L’annonce récente du président de la République, lors d’une entrevue avec la presse nationale, vient confirmer qu’il n’en est rien. En effet, a-t-il indiqué, une commission chargée de la révision des subventions publiques sera mise en place dès le mois prochain. L’objectif des pouvoirs publics est de passer des subventions généralisées, qui profitent autant sinon plus aux riches qu’aux pauvres, vers un système plus ciblé qui les oriente vers ses véritables bénéficiaires. La question étant très sensible, cette commission regroupera l’ensemble des acteurs politiques et aura la tâche de définir les contours du nouveau mécanisme d’aide aux couches vulnérables qui, selon les propos du chef de l’Etat, doit être opérationnel d’ici à la fin de l’année et touchera «certains produits».

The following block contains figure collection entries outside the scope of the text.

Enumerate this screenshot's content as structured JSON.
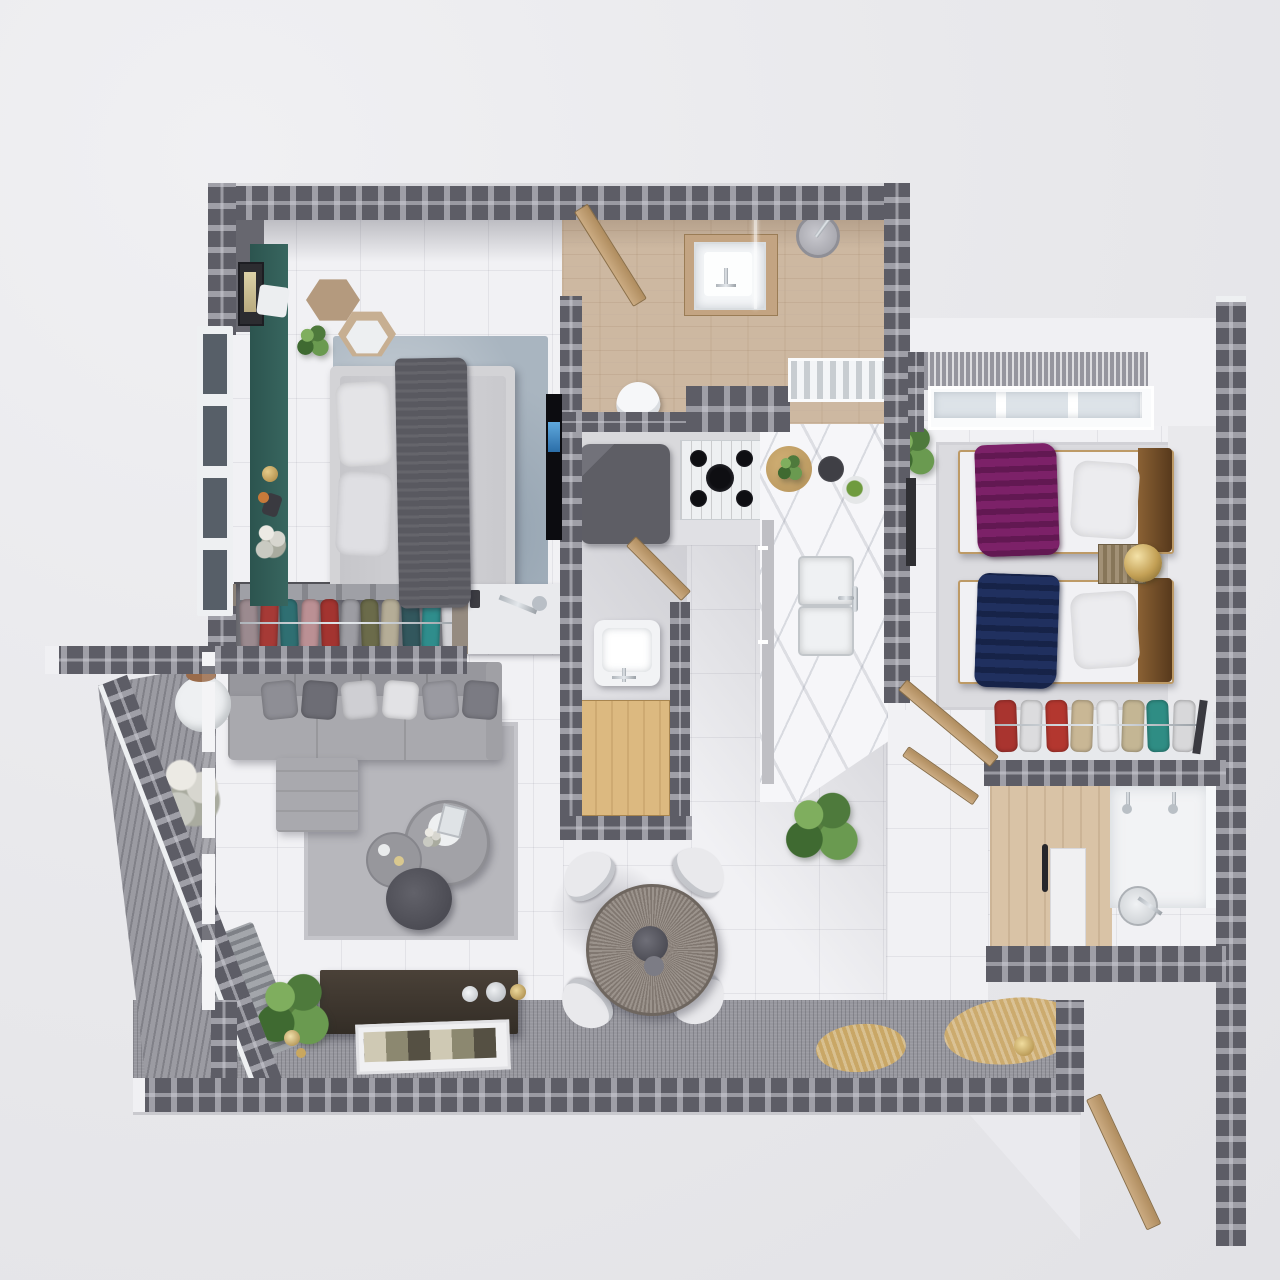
{
  "scene": {
    "type": "3d-floor-plan-render",
    "view": "top-down",
    "description": "Photorealistic top-down 3D render of a two-bedroom apartment floor plan with open living-dining area, kitchen, two bathrooms, wardrobes and a wrap-around balcony terrace",
    "visible_text": ""
  },
  "palette": {
    "background": "#e9e9ec",
    "wall_block": "#84848c",
    "wall_block_dark": "#5d5d66",
    "wall_cap_white": "#f0f0f3",
    "tile_floor": "#f1f1f4",
    "wood_floor": "#cdb8a1",
    "deck": "#97979e",
    "accent_teal_wall": "#33605a",
    "marble_counter": "#f6f6f9",
    "master_rug": "#a9b5c0",
    "living_rug": "#b7b7bc",
    "sofa_gray": "#a9a9ae",
    "throw_purple": "#7c2168",
    "throw_navy": "#20305f",
    "throw_charcoal": "#595960",
    "headboard_bronze": "#8a6134",
    "lamp_gold": "#c3a055",
    "door_wood": "#c1a178",
    "console_darkwood": "#4a4138",
    "dining_table_wood": "#8b8179",
    "terrace_mat_beige": "#c9a766",
    "tv_black": "#0c0c10"
  },
  "rooms": {
    "master_bedroom": {
      "name": "master bedroom",
      "furniture": [
        "double bed",
        "gray duvet",
        "charcoal throw blanket",
        "two pillows",
        "blue-gray area rug",
        "hex side tables",
        "potted plant",
        "wall art frame",
        "teal accent wall",
        "wall TV",
        "dresser desk with lamp",
        "window"
      ]
    },
    "master_wardrobe": {
      "name": "open wardrobe",
      "furniture": [
        "hanging clothes",
        "top shelf stacks",
        "chrome rod"
      ]
    },
    "living_room": {
      "name": "living room",
      "furniture": [
        "L-shaped gray sectional sofa",
        "throw pillows",
        "area rug",
        "nested round coffee tables",
        "dark pouf",
        "flower vase",
        "slatted bench",
        "sheer curtains"
      ]
    },
    "dining_area": {
      "name": "dining area",
      "furniture": [
        "round wood dining table",
        "4 white shell chairs",
        "centerpiece"
      ]
    },
    "kitchen": {
      "name": "kitchen",
      "furniture": [
        "dark fridge",
        "5-burner gas stove",
        "L-shaped marble counter",
        "double sink",
        "cutting board",
        "bowls",
        "potted plant"
      ]
    },
    "main_bathroom": {
      "name": "main bathroom / entry hall",
      "furniture": [
        "wood floor",
        "open wood door",
        "vanity sink",
        "glass divider",
        "shower head",
        "toilet"
      ]
    },
    "powder_room": {
      "name": "powder room / laundry",
      "furniture": [
        "wash basin",
        "wood cabinet",
        "open door"
      ]
    },
    "bedroom_2": {
      "name": "second bedroom",
      "furniture": [
        "twin bed purple throw",
        "twin bed navy throw",
        "white pillows",
        "bronze headboards",
        "slatted nightstand",
        "gold sphere lamp",
        "light rug",
        "window with curtain",
        "corner plant"
      ]
    },
    "wardrobe_2": {
      "name": "second wardrobe",
      "furniture": [
        "hanging clothes",
        "chrome rod"
      ]
    },
    "bathroom_2": {
      "name": "second bathroom",
      "furniture": [
        "wood panel wall",
        "white door",
        "double vanity with faucets",
        "shower set",
        "window strip"
      ]
    },
    "balcony": {
      "name": "balcony terrace",
      "furniture": [
        "slanted parapet wall",
        "round white table",
        "white flower plant",
        "ribbed decking",
        "beige round mats",
        "gold lantern",
        "console sideboard",
        "magazine tray",
        "candles",
        "entrance door"
      ]
    }
  },
  "wardrobe1_clothes": [
    "#9b8a8f",
    "#a63a36",
    "#2f6f72",
    "#bb9094",
    "#a33430",
    "#9d9da3",
    "#6b6b4a",
    "#b5ad97",
    "#32575d",
    "#2f8d8c",
    "#d3d3d7"
  ],
  "wardrobe2_clothes": [
    "#a9342f",
    "#dcdcde",
    "#b3372f",
    "#c9b795",
    "#ededef",
    "#c4b694",
    "#2f8d84",
    "#d8d8da"
  ],
  "sofa_pillow_colors": [
    "#8e8e95",
    "#6d6d75",
    "#cfcfd3",
    "#e2e2e5",
    "#9a9aa1",
    "#7b7b83"
  ],
  "counts": {
    "bedrooms": 2,
    "bathrooms": 2,
    "beds": 3,
    "dining_chairs": 4,
    "wardrobes": 2
  }
}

La réforme du système des subventions n’est non seulement pas abandonnée, mais un horizon lui a été fixé pour son application, c’est-à -dire dès l’année prochaine. Il faut dire que son poids financier devenait de plus en plus insupportable. D’abord pour le budget du pays qui ne bénéficie plus d’une rente conséquente par les hydrocarbures, ensuite pour le gaspillage insensé qui est fait des biens subventionnés, d’autant qu’il s’accompagne d’une injustice sociale flagrante au profit des riches et des réseaux de contrebandes, les deux se confondant le plus souvent, qui détournent l’essentiel de ressources allouées. Le président de la République a cité l’exemple du blé qui va engraisser les vaches et les propriétaires de minoteries et nourrit, à moindres frais, des populations étrangères à travers son exportation frauduleuse ou pas. C’est le cas aussi pour le lait, le sucre ou l’huile. Des milliards de dollars qui passent dans les poches d’indus profiteurs. Pour autant, il ne faut pas, sous ce prétexte, sanctionner la couche moyenne.
Cette dernière souffre déjà d’appauvrissement de manière inquiétante. Il ne s’agit pas uniquement de relever un salaire, car celui-ci sera vite rattrapé par les hausses des prix des biens et services qui ne manqueront pas de se produire à l’application de la levée des subventions. Il faut aussi lutter contre la spéculation effrénée et l’inflation importée pour protéger le pouvoir d’achat de la population, et agir pour améliorer progressivement le niveau de vie général. Modifier le contrat social exigera nécessairement de redéfinir un nouvel équilibre.